A ceux que ce soupçon d’hermétisme effraierait, on ne saurait trop conseiller de se plonger dans son dernier livre. Deux textes y sont réunis. Si Ma Phrase, où Quélen tisse son art poétique, suit cette veine qui n’a pas peur de l’obscurité, la première partie, Fiction tombeau, est plus accessible. Le texte est impressionnant par sa densité, son économie, son émotion contenue. C’est un petit bijou.
En six parties constituées de douzains – deux par page, ce qui participe du rythme général du texte – Dominique Quélen y compose le tombeau de son frère Patrick, mort en 1978 à l’âge de 20 ans. Ce mot de tombeau est d’ailleurs une référence à celui écrit par Stéphane Mallarmé pour son fils Anatole.
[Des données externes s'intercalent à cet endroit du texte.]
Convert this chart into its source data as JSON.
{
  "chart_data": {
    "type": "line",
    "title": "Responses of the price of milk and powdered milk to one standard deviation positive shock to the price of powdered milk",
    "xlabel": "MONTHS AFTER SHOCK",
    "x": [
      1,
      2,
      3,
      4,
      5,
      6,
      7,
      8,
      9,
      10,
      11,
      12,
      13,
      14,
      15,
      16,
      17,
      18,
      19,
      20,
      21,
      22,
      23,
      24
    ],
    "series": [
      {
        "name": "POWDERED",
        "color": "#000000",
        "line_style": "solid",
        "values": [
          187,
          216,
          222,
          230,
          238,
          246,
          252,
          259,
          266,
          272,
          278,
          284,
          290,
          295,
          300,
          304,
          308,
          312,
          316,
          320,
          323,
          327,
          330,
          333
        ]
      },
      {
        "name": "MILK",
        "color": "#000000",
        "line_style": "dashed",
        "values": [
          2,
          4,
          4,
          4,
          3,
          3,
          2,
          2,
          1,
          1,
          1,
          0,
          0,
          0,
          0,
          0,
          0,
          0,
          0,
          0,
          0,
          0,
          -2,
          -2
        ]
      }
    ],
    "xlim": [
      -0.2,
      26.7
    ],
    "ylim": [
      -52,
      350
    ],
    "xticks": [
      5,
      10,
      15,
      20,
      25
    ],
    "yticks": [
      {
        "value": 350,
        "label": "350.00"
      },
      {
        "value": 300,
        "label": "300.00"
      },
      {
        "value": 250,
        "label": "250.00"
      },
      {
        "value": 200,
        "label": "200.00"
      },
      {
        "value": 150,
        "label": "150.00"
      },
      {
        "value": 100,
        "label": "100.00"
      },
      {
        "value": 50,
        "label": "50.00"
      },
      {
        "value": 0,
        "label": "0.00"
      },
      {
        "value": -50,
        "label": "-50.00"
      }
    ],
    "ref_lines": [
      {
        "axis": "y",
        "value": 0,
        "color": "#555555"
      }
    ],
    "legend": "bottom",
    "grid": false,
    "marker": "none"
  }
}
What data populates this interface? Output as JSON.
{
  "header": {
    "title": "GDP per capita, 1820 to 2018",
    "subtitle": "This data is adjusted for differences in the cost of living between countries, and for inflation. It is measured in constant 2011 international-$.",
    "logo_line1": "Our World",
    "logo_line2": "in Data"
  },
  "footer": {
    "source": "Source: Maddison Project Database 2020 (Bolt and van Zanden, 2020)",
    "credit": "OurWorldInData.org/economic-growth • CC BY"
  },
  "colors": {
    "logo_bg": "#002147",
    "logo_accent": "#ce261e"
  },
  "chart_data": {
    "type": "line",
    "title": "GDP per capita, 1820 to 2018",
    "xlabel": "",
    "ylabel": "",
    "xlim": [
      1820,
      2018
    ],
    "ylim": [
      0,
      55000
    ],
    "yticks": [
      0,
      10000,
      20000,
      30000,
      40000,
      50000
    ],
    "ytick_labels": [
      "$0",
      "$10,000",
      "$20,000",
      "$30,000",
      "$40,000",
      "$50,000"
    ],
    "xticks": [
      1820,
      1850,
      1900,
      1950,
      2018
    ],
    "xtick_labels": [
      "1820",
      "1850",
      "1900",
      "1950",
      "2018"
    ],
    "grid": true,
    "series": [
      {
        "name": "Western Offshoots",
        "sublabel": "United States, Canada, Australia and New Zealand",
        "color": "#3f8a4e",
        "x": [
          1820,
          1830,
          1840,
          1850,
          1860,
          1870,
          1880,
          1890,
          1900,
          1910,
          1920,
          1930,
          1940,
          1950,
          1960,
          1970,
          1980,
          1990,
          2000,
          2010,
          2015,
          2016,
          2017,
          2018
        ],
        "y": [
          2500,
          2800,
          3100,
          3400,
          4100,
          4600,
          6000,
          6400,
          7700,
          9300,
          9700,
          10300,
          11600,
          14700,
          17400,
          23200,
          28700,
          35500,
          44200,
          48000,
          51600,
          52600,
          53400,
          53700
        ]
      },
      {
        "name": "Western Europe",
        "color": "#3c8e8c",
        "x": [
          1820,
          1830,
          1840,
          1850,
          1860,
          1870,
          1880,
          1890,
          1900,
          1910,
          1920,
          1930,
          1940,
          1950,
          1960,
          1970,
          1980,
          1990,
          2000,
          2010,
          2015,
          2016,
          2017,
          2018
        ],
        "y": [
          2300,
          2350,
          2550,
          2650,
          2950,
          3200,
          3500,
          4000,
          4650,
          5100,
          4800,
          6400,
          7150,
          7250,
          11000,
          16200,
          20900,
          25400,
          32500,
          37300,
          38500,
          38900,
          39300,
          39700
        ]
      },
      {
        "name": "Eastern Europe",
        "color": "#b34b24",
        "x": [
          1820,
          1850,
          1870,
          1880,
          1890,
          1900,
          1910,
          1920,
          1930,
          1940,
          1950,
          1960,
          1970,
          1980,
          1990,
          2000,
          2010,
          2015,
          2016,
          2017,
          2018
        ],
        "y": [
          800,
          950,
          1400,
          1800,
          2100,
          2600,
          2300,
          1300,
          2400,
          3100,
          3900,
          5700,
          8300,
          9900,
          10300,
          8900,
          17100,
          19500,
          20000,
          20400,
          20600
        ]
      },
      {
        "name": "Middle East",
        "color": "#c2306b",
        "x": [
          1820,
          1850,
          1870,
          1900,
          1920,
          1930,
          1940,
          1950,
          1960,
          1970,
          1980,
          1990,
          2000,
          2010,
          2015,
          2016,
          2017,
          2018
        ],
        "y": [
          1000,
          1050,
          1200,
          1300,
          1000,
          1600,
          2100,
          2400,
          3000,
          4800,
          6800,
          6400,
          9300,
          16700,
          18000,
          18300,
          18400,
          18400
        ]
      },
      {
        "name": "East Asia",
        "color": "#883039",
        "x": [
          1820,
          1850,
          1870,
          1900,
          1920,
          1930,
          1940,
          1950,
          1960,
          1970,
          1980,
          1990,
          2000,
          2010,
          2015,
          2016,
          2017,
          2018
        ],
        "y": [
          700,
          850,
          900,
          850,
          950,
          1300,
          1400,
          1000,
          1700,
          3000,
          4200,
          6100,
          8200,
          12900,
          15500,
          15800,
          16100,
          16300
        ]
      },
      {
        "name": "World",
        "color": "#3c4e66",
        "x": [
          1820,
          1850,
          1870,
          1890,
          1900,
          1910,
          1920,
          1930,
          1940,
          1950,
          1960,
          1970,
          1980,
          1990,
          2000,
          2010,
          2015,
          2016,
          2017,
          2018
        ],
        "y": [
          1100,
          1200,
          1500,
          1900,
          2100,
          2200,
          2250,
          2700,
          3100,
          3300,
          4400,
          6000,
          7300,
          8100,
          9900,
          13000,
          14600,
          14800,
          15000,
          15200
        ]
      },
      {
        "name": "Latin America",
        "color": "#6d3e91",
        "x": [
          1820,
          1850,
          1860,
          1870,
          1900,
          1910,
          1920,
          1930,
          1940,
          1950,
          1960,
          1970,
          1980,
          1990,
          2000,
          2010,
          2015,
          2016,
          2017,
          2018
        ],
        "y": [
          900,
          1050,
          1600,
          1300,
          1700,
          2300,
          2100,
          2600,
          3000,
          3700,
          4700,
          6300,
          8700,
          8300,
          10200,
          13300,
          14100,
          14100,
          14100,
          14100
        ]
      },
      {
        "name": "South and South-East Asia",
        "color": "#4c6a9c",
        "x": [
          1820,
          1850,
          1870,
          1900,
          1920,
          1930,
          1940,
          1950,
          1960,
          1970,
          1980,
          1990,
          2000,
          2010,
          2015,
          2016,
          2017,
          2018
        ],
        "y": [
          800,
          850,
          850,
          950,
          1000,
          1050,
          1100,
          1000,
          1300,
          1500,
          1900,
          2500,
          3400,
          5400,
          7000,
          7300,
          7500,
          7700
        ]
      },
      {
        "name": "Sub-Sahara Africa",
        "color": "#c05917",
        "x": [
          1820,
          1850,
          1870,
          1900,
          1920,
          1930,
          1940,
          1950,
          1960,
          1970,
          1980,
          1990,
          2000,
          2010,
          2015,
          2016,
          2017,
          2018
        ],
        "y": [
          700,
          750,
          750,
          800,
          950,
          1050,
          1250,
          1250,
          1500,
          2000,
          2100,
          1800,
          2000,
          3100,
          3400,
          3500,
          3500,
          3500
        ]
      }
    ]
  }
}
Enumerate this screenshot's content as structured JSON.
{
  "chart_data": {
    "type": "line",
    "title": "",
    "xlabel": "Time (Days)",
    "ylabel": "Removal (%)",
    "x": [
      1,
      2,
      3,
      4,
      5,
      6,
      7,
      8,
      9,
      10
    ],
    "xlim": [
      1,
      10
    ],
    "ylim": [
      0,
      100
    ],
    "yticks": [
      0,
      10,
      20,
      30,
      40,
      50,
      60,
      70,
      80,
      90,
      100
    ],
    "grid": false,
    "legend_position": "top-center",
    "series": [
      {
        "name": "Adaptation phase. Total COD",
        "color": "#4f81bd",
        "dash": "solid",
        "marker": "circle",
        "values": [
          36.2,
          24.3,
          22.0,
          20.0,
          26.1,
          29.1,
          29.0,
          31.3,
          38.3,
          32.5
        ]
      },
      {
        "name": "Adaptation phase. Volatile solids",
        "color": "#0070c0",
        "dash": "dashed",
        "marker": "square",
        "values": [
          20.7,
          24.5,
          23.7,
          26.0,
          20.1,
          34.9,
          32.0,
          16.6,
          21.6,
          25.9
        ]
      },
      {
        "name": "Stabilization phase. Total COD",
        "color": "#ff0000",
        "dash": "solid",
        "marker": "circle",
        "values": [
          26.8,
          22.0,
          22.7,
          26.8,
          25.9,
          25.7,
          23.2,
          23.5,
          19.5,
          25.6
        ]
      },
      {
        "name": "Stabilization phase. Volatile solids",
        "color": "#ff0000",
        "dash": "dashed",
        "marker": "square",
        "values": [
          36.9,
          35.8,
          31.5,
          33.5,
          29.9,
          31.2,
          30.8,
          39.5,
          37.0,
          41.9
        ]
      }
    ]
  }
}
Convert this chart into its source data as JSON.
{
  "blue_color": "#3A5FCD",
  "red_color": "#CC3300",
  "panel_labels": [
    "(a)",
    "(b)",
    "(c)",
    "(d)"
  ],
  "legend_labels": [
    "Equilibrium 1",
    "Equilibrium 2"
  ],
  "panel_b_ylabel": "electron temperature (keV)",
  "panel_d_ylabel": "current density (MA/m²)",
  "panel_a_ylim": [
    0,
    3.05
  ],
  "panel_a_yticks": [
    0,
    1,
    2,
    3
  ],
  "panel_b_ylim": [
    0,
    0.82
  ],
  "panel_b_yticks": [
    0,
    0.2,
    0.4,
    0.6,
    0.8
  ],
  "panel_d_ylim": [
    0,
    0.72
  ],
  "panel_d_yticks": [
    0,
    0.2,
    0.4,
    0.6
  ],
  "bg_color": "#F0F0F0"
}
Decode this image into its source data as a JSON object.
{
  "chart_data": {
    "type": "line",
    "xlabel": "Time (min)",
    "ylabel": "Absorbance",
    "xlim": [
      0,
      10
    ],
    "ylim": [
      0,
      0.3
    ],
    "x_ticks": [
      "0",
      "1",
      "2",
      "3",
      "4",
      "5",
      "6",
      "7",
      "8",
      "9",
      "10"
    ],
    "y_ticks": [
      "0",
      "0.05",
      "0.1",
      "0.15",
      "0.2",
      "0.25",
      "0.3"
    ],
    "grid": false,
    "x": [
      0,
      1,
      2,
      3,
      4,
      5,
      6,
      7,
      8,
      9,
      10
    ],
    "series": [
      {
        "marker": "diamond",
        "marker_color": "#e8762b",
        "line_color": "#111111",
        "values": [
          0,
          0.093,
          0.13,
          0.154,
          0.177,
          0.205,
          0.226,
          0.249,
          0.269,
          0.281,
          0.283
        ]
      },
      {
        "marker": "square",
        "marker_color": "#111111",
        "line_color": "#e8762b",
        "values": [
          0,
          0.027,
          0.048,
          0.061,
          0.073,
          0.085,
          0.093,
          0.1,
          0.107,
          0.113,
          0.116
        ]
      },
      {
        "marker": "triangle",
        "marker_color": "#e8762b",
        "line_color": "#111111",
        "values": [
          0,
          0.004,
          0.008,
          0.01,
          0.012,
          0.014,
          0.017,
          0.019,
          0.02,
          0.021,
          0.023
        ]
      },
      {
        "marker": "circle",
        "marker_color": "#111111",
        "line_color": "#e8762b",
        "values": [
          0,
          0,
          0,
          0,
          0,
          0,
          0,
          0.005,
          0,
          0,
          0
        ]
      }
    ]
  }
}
Au présent, en employant le tu, le poète revient sur relation entretenue avec son frère autant qu’il fait part du tragique d’un dialogue interrompu : «Tu es vivant lentement comme / un caillou. Tu formes, à te / tourner dans la bouche, un langage / aux sonorités neuves, entre / la parole et le chant mais plus / près de la parole, pas à égale / distance des deux, plus près, un / peu plus près de parler que de / chanter, ou un chant minimal, / dont ne sortirait aucun autre / son que pour exprimer toujours, / partout, à tout propos, l’absence.»
Les douzains s’enchaînent et Quélen fait revenir les motifs : la famille, le signe égal qui évoque une quasi-gémellité, le choc de la disparition, la vie d’après avec la sensation d’un membre fantôme. Mais aussi l’accès gagné du mort au grand tout, ce qui n’est pas sans rappeler le Cadaver de Hugo. «A présent tu / es parmi les animaux, la / terre meuble, un fond de nature. / Tu connais la chose entière et / parfaite et close que c’est d’être.»
Parmi ces thèmes réguliers, il en est un qui donne l’une des clés du texte. Car le poète exprime comme le deuil a bouleversé son rapport au langage : «Tout l’édifice de la vie / est contenu dans le corps et / celui de l’enfance dans la / langue […].»